Inflation : une remontée après plusieurs mois de ralentissement
Selon l'estimation provisoire publiée vendredi 31 juillet par l'Insee, les prix à la consommation ont augmenté de 2,1 % sur un an en juillet 2026, contre 1,8 % en juin. L'indice européen harmonisé (IPCH) s'établit à 2,4 % sur un an. Cette reprise modeste de l'inflation est principalement attribuée à la remontée des prix de l'énergie et à la persistance de hausses sur certains services et produits alimentaires.
Ce que cela représente pour un budget familial
Pour mesurer l'effet concret : un foyer dont les dépenses mensuelles courantes (logement, alimentation, énergie, transport, services) s'élèvent à 2 000 € verrait, toutes choses égales par ailleurs, une dépense supplémentaire d'environ 42 € par mois (+2,1 %). Pour un couple avec 3 000 € de dépenses mensuelles, la facture supplémentaire atteint près de 63 € par mois.
- Énergie : +12,4 % sur un an (impact principal)
- Produits alimentaires : +0,9 % sur un an, avec les produits frais en forte hausse (+3,8 %)
- Services : hausse notable, notamment pour l'hébergement et la communication
Origines de la hausse
L'Insee pointe en premier lieu la hausse des prix de l'énergie, notamment du gaz et des produits pétroliers, dans un contexte international tendu marqué par la guerre au Moyen-Orient. Les services, en particulier l'hébergement et la communication, concourent également à la pression inflationniste. En parallèle, la baisse des prix des produits manufacturés observée le mois précédent s'est atténuée.

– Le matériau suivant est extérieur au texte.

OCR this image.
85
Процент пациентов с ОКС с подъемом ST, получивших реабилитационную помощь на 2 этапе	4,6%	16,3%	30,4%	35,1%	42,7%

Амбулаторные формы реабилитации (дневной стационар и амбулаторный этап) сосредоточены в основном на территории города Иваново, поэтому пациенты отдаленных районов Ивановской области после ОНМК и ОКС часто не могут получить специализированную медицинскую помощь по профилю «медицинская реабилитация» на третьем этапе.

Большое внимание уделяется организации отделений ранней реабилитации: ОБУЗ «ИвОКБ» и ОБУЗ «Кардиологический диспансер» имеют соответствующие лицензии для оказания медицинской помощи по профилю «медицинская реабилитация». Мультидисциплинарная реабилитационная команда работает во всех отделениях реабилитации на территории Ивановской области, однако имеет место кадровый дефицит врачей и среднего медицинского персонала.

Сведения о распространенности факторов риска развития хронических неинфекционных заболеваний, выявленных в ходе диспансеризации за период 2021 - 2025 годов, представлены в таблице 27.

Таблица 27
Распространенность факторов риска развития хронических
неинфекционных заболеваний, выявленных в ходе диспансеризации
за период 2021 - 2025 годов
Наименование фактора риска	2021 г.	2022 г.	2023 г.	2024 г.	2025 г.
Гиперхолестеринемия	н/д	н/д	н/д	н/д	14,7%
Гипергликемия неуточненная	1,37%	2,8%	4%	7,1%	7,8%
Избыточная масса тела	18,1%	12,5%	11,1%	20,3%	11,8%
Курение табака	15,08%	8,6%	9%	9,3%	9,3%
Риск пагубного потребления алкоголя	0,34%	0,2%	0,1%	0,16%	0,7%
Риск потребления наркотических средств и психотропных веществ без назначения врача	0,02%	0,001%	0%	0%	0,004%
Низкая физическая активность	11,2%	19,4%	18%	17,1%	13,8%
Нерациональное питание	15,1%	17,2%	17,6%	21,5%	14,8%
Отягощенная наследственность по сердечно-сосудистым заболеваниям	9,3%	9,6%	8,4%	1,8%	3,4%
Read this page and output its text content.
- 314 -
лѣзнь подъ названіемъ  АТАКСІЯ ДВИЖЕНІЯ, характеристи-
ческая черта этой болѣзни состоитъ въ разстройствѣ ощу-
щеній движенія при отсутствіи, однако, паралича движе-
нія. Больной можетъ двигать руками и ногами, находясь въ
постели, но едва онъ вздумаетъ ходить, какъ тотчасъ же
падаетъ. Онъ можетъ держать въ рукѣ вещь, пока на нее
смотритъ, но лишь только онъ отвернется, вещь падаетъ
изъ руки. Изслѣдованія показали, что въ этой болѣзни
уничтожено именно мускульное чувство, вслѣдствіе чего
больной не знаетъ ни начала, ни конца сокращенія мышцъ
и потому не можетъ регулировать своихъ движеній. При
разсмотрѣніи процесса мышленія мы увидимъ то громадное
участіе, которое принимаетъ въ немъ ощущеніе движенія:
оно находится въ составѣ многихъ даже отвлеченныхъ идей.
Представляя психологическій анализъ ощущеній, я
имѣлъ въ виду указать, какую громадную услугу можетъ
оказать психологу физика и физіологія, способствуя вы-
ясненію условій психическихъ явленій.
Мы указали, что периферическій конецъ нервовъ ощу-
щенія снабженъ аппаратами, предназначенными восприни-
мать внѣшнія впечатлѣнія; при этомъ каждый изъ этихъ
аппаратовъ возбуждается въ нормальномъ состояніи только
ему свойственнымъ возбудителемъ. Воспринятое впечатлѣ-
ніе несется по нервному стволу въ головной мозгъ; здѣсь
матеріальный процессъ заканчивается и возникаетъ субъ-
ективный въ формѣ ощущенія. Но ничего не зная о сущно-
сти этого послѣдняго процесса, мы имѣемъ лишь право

« Cette hausse de l’inflation reste contenue, dans la suite des chiffres de juin et s’inscrit dans un contexte où la croissance a atteint +0,2% au deuxième trimestre. Nous restons mobilisés et poursuivons nos efforts pour protéger le pouvoir d’achat des Français », a commenté Bercy.
Conséquences pratiques et temporalité
La hausse de 2,1 % reste modérée au regard des pics enregistrés ces dernières années, mais elle pèse directement sur le pouvoir d'achat des ménages, surtout ceux dont une part élevée du budget est consacrée à l'énergie et à l'alimentation. Par exemple, un ménage payant 250 € de facture énergétique mensuelle pourrait voir sa dépense énergétique annuelle augmenter de l'ordre de 30 € par mois si sa part d'énergie évolue au rythme de +12,4 % (estimation indicative selon la structure de dépense).
Par ailleurs, l'économie française affiche une croissance de +0,2 % au deuxième trimestre. Ce contexte de croissance faible mais positive, couplé à une inflation repartie légèrement à la hausse, contraint les autorités à conjuguer soutien du pouvoir d'achat et vigilance sur les prix.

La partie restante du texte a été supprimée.